Proposed instruction 25 is taken almost word for word from the Code of Civil Procedure, sections 1831, 1832, 1957, 1958, 1959, 1961. Instruction 26 states a settled principle, that the law makes no distinction as to the weight to be given to direct and indirect evidence. “ [Circumstantial evidence may outweigh, in convincing force, . . . direct evidence. . . .” (Scott v. Burke, 39 Cal.2d 388, 398 [247 P.2d 313].)

My associates agree that these instructions correctly state the law but they severally conclude that the error in refusing to give them was not prejudicial.

I shall, as briefly as is consistent with the development of my conviction that the error must be held prejudicial, outline my reasons for my complete disagreement with this conclusion.

The witness Cina testified that the decedent minor was on the shoulder two feet from the edge of the paved portion of the highway when he was struck by the automobile. The defendant testified just as positively that he never turned his car from the pavement on to the shoulder of the road before the accident occurred. The evidence was direct in both instances and in flat contradiction. The driver’s testimony, if believed, was direct proof of the fact that his car was on the pavement when the impact occurred. Gina’s testimony, if believed, was direct proof that the boy was two feet from the edge of the pavement when he was struck. Both stories could not be true since if both were true the impact could not have occurred.

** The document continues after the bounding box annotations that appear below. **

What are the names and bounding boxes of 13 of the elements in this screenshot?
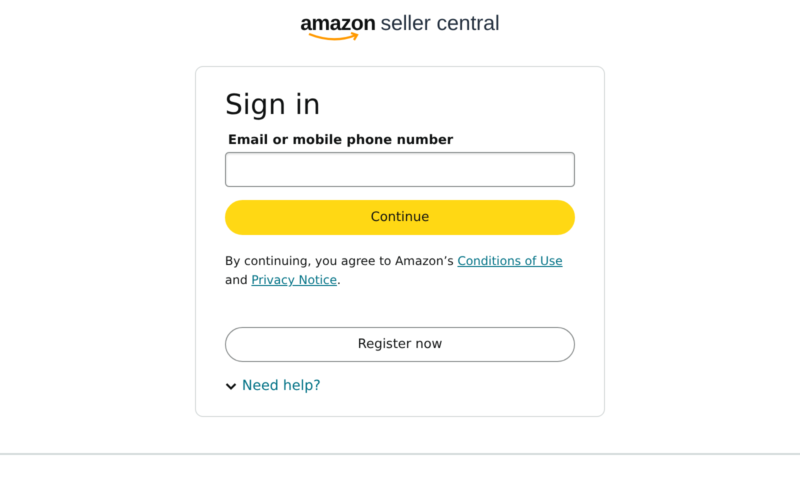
brand-logo: amazon: [300, 12, 376, 36]
email-field[interactable]: [225, 152, 575, 187]
legal-notice: By continuing, you agree to Amazon’s Conditions of Use and Privacy Notice.: [225, 253, 564, 289]
register-button[interactable]: Register now: [225, 327, 575, 362]
privacy-link[interactable]: Privacy Notice: [251, 273, 337, 287]
continue-button[interactable]: Continue: [225, 200, 575, 235]
chevron-icon: [225, 382, 237, 390]
help-link[interactable]: Need help?: [225, 378, 321, 394]
conditions-link[interactable]: Conditions of Use: [457, 254, 563, 268]
product-name: seller central: [380, 12, 500, 36]
page-title: Sign in: [225, 87, 322, 123]
field-label: Email or mobile phone number: [228, 133, 454, 148]
smile-icon: [308, 32, 360, 42]
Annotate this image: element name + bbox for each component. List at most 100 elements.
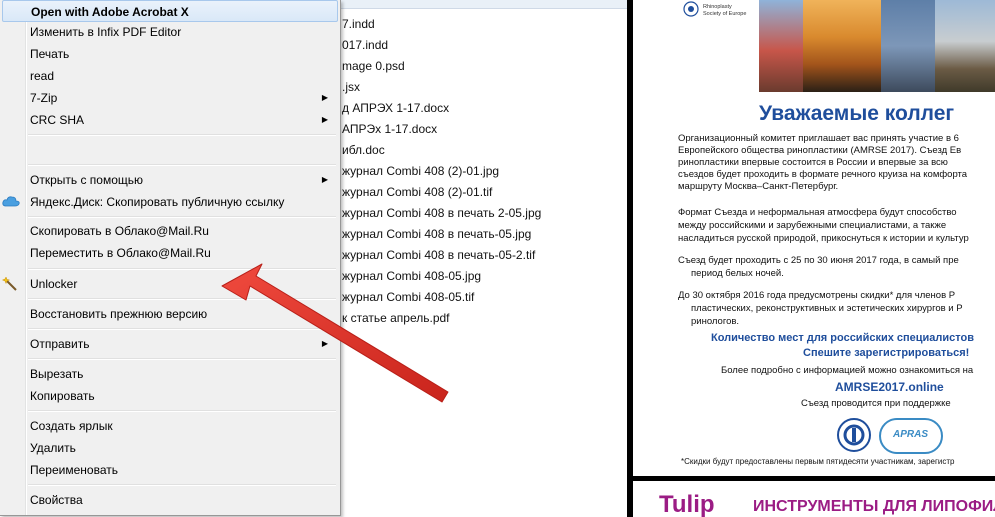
pdf-footnote: *Скидки будут предоставлены первым пятид… — [681, 457, 955, 466]
submenu-arrow-icon: ▶ — [321, 93, 328, 102]
menu-separator — [28, 134, 336, 136]
pdf-support-line: Съезд проводится при поддержке — [801, 398, 951, 409]
pdf-text-line: Формат Съезда и неформальная атмосфера б… — [678, 207, 957, 218]
menu-item-7zip[interactable]: 7-Zip ▶ — [2, 87, 338, 109]
menu-item-label: Unlocker — [30, 277, 78, 291]
tulip-brand: Tulip — [659, 491, 715, 517]
file-row[interactable]: журнал Combi 408 в печать-05.jpg — [342, 224, 531, 244]
sponsor-seal-right-text: APRAS — [893, 429, 929, 440]
pdf-preview-pane: Rhinoplasty Society of Europe Уважаемые … — [633, 0, 995, 517]
menu-item-send-to[interactable]: Отправить ▶ — [2, 333, 338, 355]
pdf-text-line: между российскими и зарубежными специали… — [678, 220, 947, 231]
svg-text:Rhinoplasty: Rhinoplasty — [703, 4, 732, 10]
cloud-icon — [2, 194, 20, 210]
menu-item-label: Переименовать — [30, 463, 118, 477]
menu-item-rename[interactable]: Переименовать — [2, 459, 338, 481]
menu-item-label: Яндекс.Диск: Скопировать публичную ссылк… — [30, 195, 285, 209]
menu-separator — [28, 410, 336, 412]
file-row[interactable]: журнал Combi 408-05.jpg — [342, 266, 481, 286]
menu-item-label: Удалить — [30, 441, 76, 455]
file-row[interactable]: к статье апрель.pdf — [342, 308, 450, 328]
magic-wand-icon — [1, 276, 20, 292]
file-row[interactable]: 017.indd — [342, 35, 388, 55]
menu-item-infix-edit[interactable]: Изменить в Infix PDF Editor — [2, 21, 338, 43]
svg-text:Society of Europe: Society of Europe — [703, 11, 746, 17]
menu-separator — [28, 358, 336, 360]
menu-item-open-acrobat[interactable]: Open with Adobe Acrobat X — [2, 0, 338, 22]
submenu-arrow-icon: ▶ — [321, 115, 328, 124]
sponsor-seal-right: APRAS — [879, 418, 943, 454]
menu-separator — [28, 484, 336, 486]
pdf-info-line: Более подробно с информацией можно ознак… — [721, 365, 974, 376]
menu-item-label: Восстановить прежнюю версию — [30, 307, 208, 321]
file-row[interactable]: ибл.doc — [342, 140, 385, 160]
pdf-website-link: AMRSE2017.online — [835, 380, 944, 394]
menu-item-label: Свойства — [30, 493, 83, 507]
pdf-text-line: ринологов. — [691, 316, 740, 327]
menu-separator — [28, 164, 336, 166]
pdf-highlight-line: Спешите зарегистрироваться! — [803, 347, 970, 359]
file-row[interactable]: журнал Combi 408-05.tif — [342, 287, 474, 307]
file-row[interactable]: д АПРЭХ 1-17.docx — [342, 98, 449, 118]
menu-item-move-mailru[interactable]: Переместить в Облако@Mail.Ru — [2, 242, 338, 264]
file-row[interactable]: АПРЭх 1-17.docx — [342, 119, 437, 139]
submenu-arrow-icon: ▶ — [321, 339, 328, 348]
file-row[interactable]: журнал Combi 408 в печать-05-2.tif — [342, 245, 535, 265]
menu-item-copy[interactable]: Копировать — [2, 385, 338, 407]
menu-item-label: Вырезать — [30, 367, 84, 381]
menu-item-label: Копировать — [30, 389, 95, 403]
menu-item-print[interactable]: Печать — [2, 43, 338, 65]
pdf-text-line: съездов будет проходить в формате речног… — [678, 169, 968, 180]
menu-item-label: Изменить в Infix PDF Editor — [30, 25, 182, 39]
file-row[interactable]: .jsx — [342, 77, 360, 97]
context-menu: Open with Adobe Acrobat X Изменить в Inf… — [0, 0, 341, 516]
file-row[interactable]: журнал Combi 408 в печать 2-05.jpg — [342, 203, 541, 223]
menu-item-label: read — [30, 69, 55, 83]
menu-item-label: CRC SHA — [30, 113, 85, 127]
page-break-band — [633, 476, 995, 481]
menu-item-label: Создать ярлык — [30, 419, 113, 433]
pdf-text-line: Съезд будет проходить с 25 по 30 июня 20… — [678, 255, 959, 266]
header-photo-collage — [759, 0, 995, 92]
menu-separator — [28, 298, 336, 300]
pdf-text-line: Европейского общества ринопластики (AMRS… — [678, 145, 962, 156]
menu-item-cut[interactable]: Вырезать — [2, 363, 338, 385]
file-row[interactable]: журнал Combi 408 (2)-01.jpg — [342, 161, 499, 181]
menu-separator — [28, 328, 336, 330]
menu-item-unlocker[interactable]: Unlocker — [1, 273, 338, 295]
menu-item-yandex-disk[interactable]: Яндекс.Диск: Скопировать публичную ссылк… — [2, 191, 338, 213]
menu-item-copy-mailru[interactable]: Скопировать в Облако@Mail.Ru — [2, 220, 338, 242]
file-row[interactable]: 7.indd — [342, 14, 375, 34]
menu-item-label: Переместить в Облако@Mail.Ru — [30, 246, 211, 260]
pdf-text-line: пластических, реконструктивных и эстетич… — [691, 303, 963, 314]
menu-item-properties[interactable]: Свойства — [2, 489, 338, 511]
sponsor-seal-left — [837, 418, 871, 452]
menu-item-delete[interactable]: Удалить — [2, 437, 338, 459]
menu-item-create-shortcut[interactable]: Создать ярлык — [2, 415, 338, 437]
pdf-text-line: насладиться русской природой, прикоснуть… — [678, 233, 969, 244]
menu-item-crc-sha[interactable]: CRC SHA ▶ — [2, 109, 338, 131]
menu-item-label: Скопировать в Облако@Mail.Ru — [30, 224, 209, 238]
menu-item-label: Open with Adobe Acrobat X — [31, 5, 189, 19]
pdf-text-line: ринопластики впервые состоится в России … — [678, 157, 948, 168]
menu-item-label: 7-Zip — [30, 91, 58, 105]
tulip-tagline: ИНСТРУМЕНТЫ ДЛЯ ЛИПОФИЛ — [753, 498, 995, 515]
pdf-highlight-line: Количество мест для российских специалис… — [711, 332, 975, 344]
pdf-text-line: период белых ночей. — [691, 268, 784, 279]
menu-item-open-with[interactable]: Открыть с помощью ▶ — [2, 169, 338, 191]
menu-item-label: Печать — [30, 47, 70, 61]
menu-separator — [28, 268, 336, 270]
file-row[interactable]: mage 0.psd — [342, 56, 405, 76]
menu-item-restore-version[interactable]: Восстановить прежнюю версию — [2, 303, 338, 325]
menu-item-label: Открыть с помощью — [30, 173, 144, 187]
menu-separator — [28, 216, 336, 218]
pdf-text-line: маршруту Москва–Санкт-Петербург. — [678, 181, 839, 192]
rhinoplasty-society-logo: Rhinoplasty Society of Europe — [681, 0, 751, 22]
pdf-text-line: Организационный комитет приглашает вас п… — [678, 133, 959, 144]
file-row[interactable]: журнал Combi 408 (2)-01.tif — [342, 182, 492, 202]
file-list-header — [340, 0, 627, 9]
menu-item-label: Отправить — [30, 337, 90, 351]
menu-item-read[interactable]: read — [2, 65, 338, 87]
menu-item-blank[interactable] — [2, 138, 338, 160]
pdf-text-line: До 30 октября 2016 года предусмотрены ск… — [678, 290, 956, 301]
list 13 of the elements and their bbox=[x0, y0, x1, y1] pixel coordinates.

The jury was thus faced with a flat conflict in the only direct testimony and may well have concluded, weighing the one story against the other, that plaintiffs had not carried the burden of proof. In these circumstances the indirect evidence if given its proper weight by the jury might well have tipped the scales in plaintiffs’ favor. I shall cite in this connection only the testimony of the witness Van Sickle. She testified that she did not see the impact but she did see an object flying through the air, which later proved to be the boy’s body, and a cloud of dust. From this testimony of the cloud of dust the jury might reasonably have drawn an inference that the wheels of the automobile were on the dirt shoulder and not on the pavement. Whether this, or the other circumstantial evidence, was given its proper weight by the jury, or indeed whether it was given any weight at all, we can never know, for the simple reason that the court did not give the jury the rules of law by which they should be guided in considering the circumstantial evidence or the weight which they should accord to it.

We do know that many people entertain a strong suspicion of circumstantial evidence and feel that it is less dependable and should carry less weight than direct evidence. Some or all of the jurors may have entertained this belief.

The vice in this case, which no amount of rationalization can convince me is not prejudicial error, is that in a case in which the circumstantial evidence properly considered and given its legal weight might have tipped the scales the jurors were left to their own devices, without the legal guidance which it was appellant’s undoubted right to have the court give to them, to treat the circumstantial evidence in whatever manner their own unguided whims and caprice might dictate and not in the only manner in which the law expressly directs that they should treat it.

In my opinion the judgment should be reversed.

A petition for a rehearing was denied March 27, 1958. Dooling, J., was of the opinion that the petition should be granted. Appellants’ petition for a hearing by the Supreme Court was denied April 23, 1958. Carter, J., was of the opinion that the petition should be granted.